# Using outer join to select actors
One cool aspect of using an outer join is that, because it returns all rows from both merged tables and null where they do not match, you can use it to find rows that do not have a match in the other table. To try for yourself, you have been given two tables with a list of actors from two popular movies: Iron Man 1 and Iron Man 2. Most of the actors played in both movies. Use an outer join to find actors who did not act in both movies.

The Iron Man 1 table is called iron_1_actors, and Iron Man 2 table is called iron_2_actors. Both tables have been loaded for you and a few rows printed so you can see the structure.

![image.png](attachment:image.png)

In [49]:
movies=pd.read_pickle(r'datasets/movies.p')
movies[movies['title'].str.contains('Iron Man', case='False')]


In [1]:
import pandas as pd
import matplotlib.pyplot as plt

# Get id from Iron Man movies
movies=pd.read_pickle(r'datasets/movies.p')
id_iron_1 = movies[movies['title'] == 'Iron Man']['id'].values[0]
id_iron_2 = movies[movies['title'] == 'Iron Man 2']['id'].values[0]

# Get casts from both movies
casts = pd.read_pickle(r'datasets/casts.p')
iron_1_actors = casts[casts['movie_id'] == id_iron_1][['character', 'id', 'name']]
iron_2_actors = casts[casts['movie_id'] == id_iron_2][['character', 'id', 'name']]
iron_1_actors.head()

Unnamed: 0,character,id,name
3,Yinsen,17857,Shaun Toub
4,"Virginia ""Pepper"" Potts",12052,Gwyneth Paltrow
2,Obadiah Stane / Iron Monger,1229,Jeff Bridges
1,"Lt. Col. James ""Rhodey"" Rhodes / War Machine",18288,Terrence Howard
7,Christine Everhart,57451,Leslie Bibb


In [13]:
# Merge iron_1_actors to iron_2_actors on id with outer join using suffixes
iron_1_and_2 = pd.merge(
    left=iron_1_actors,
    right=iron_2_actors,
    on='id',
    how='outer',
    suffixes=['_1', '_2']
)

#iron_1_and_2[iron_1_and_2.isna().sum(axis=1)>0] # alternative method for filtering

# Create an index that returns true if name_1 or name_2 are null
#filter = (iron_1_and_2['name_1'].isnull() | iron_1_and_2['name_2'].isnull())
filter = ((iron_1_and_2['name_1'].isnull() != iron_1_and_2['name_2'].isnull()) &
     ((iron_1_and_2['name_1'].isnull()) | (iron_1_and_2['name_2'].isnull())))

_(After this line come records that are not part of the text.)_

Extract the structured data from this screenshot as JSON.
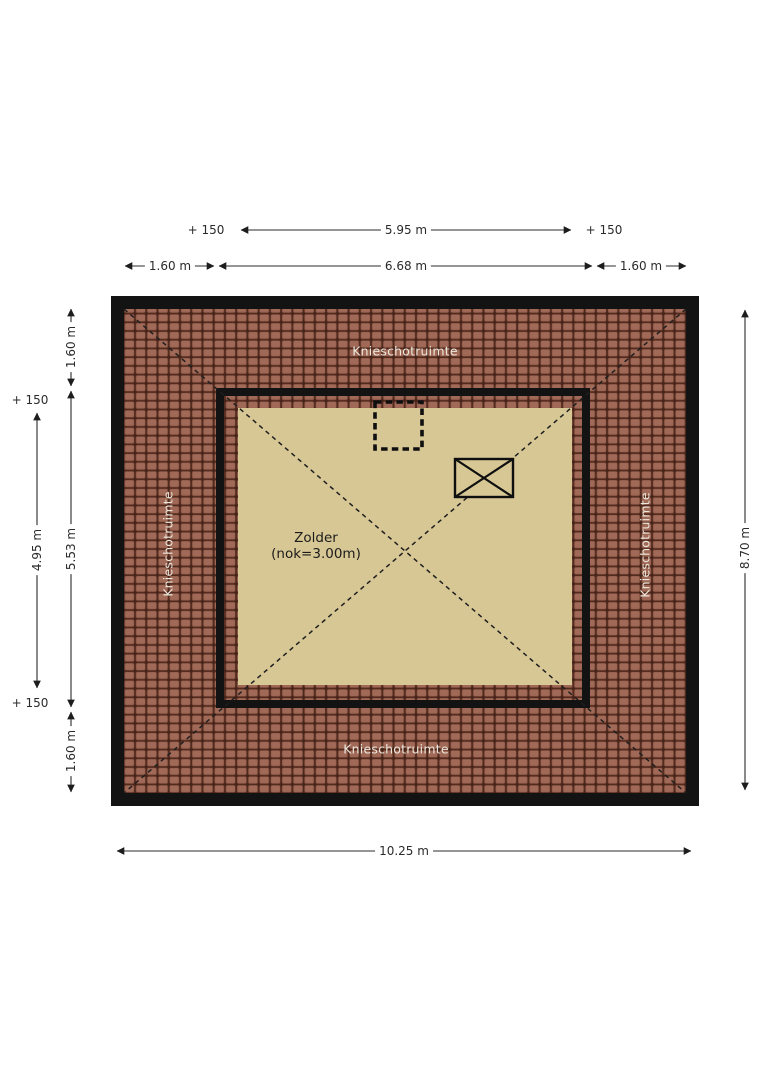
{
  "room": {
    "label": "Zolder",
    "ridge_height": "(nok=3.00m)"
  },
  "area_labels": {
    "top": "Knieschotruimte",
    "bottom": "Knieschotruimte",
    "left": "Knieschotruimte",
    "right": "Knieschotruimte"
  },
  "dimensions": {
    "top_row": {
      "plus_left": "+ 150",
      "width": "5.95 m",
      "plus_right": "+ 150"
    },
    "second_row": {
      "left": "1.60 m",
      "middle": "6.68 m",
      "right": "1.60 m"
    },
    "left_outer": {
      "plus_top": "+ 150",
      "height": "4.95 m",
      "plus_bottom": "+ 150"
    },
    "left_inner": {
      "top": "1.60 m",
      "middle": "5.53 m",
      "bottom": "1.60 m"
    },
    "right": {
      "height": "8.70 m"
    },
    "bottom": {
      "width": "10.25 m"
    }
  },
  "colors": {
    "roof_tiles": "#9d6654",
    "tile_joint": "#45231a",
    "floor": "#d7c795",
    "walls": "#131313",
    "dimension_text": "#2b2b2b",
    "area_label_text": "#ece7dc",
    "page_background": "#ffffff"
  },
  "symbols": {
    "roof_window": "rectangle-with-x-icon",
    "shaft": "dashed-square-outline-icon"
  }
}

# Print the first few rows of iron_1_and_2
iron_1_and_2[filter].head()

Unnamed: 0,character_1,id,name_1,character_2,name_2
0,Yinsen,17857,Shaun Toub,,
2,Obadiah Stane / Iron Monger,1229,Jeff Bridges,,
3,"Lt. Col. James ""Rhodey"" Rhodes / War Machine",18288,Terrence Howard,,
5,Raza,57452,Faran Tahir,,
8,Abu Bakaar,173810,Sayed Badreya,,


Nice job! Using an outer join, you were able to pick only those rows where the actor played in only one of the two movies.